Pî-Pî Kyodai


In Osaka, Japan, brothers Tatsuo and Ikuo are the creators of a strange and extraordinary stand-up comedy routine, a show that could be described as "real life porno comedy." Their gimmick is as follows: Tatsuo, who is tall, handsome, and very well-endowed, seduces girls, while his older brother, the short and unattractive Ikuo, secretly watches them and then writes routines about it. The brothers are inseparable.

The duo has no success with an audience—they can't get any laughs on stage. Only other comedians appreciate their crude routines. They can't get on television either, censored by the strict broadcast regulations. As their failure continues, even their parents, who manage a funeral home, demand that they "give up that comedy nonsense!" But the brothers are determined not to quit.
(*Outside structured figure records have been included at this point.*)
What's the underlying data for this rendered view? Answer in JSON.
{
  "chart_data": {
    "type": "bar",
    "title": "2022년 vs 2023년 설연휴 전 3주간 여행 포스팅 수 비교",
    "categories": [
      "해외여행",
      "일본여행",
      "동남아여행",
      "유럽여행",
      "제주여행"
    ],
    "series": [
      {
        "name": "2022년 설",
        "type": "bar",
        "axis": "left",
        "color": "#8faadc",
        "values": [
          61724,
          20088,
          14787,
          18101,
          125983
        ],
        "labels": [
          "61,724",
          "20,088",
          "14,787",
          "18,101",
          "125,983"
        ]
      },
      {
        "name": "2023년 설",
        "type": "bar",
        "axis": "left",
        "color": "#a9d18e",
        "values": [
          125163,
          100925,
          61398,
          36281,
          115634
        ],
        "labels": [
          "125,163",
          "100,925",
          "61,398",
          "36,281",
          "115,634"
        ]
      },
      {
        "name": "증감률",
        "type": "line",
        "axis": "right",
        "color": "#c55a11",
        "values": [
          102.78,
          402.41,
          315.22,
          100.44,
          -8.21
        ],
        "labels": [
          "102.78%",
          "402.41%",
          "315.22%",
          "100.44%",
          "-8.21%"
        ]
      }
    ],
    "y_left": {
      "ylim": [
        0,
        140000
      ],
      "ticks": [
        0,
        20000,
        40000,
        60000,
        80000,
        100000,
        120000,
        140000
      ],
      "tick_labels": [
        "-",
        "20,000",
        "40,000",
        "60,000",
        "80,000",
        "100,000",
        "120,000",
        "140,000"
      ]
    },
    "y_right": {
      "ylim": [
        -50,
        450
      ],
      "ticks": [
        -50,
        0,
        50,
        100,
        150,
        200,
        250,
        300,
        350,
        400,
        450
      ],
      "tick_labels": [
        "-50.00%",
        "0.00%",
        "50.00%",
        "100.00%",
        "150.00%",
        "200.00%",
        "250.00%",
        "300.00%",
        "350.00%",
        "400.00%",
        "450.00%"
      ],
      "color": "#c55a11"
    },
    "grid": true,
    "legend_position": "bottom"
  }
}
One day, out of the blue, the world of television beckons. They get a visit from Arisawa, a famous producer, who loves their X-rated routine and doesn't want them to change a single word. They are thrilled and eagerly prepare for their television debut. But when their act is aired, they are furious at what they see—all the gag lines have been censored with a "bleep" noise! It was all a scheme cooked up by Arisawa, both to avoid broadcast regulations and to promote "aural censorship" as a topic.

The brothers are angry with the "bleep" but ironically, they find that they've become an overnight sensation. With their new moniker, "The Bleep Brothers" grow enormously popular. However, fame has its price and a gap between Tatsuo and Ikuo grows. And at the peak of their quarrels, Tatsuo and Ikuo lose the inspiration for their routine: Tatsuo, the sex machine, becomes impotent! Desperate and without any material, the two face a packed house at a major comedy show . . . they have no choice but to ad lib, something they've never done before. And in their typically crude manner, they begin by talking about Tatsuo's sex life, and he impulsively blurts out that he had sex with Fumie, Ikuo's wife. The audience is at first silent with horror, but it is Fumie who breaks the tension with a laugh. The rest of the audience joins her in raucous laughter—Tatsuo and Ikuo are a hit and the problems between them are reconciled.

THE BLEEP BROTHERS, a satire about censorship invading our life, is also a tragi-comedy between brothers, trifled with "bleep" and destroyed by society, whose fates unfold in a storm of jealousy, love and hatred.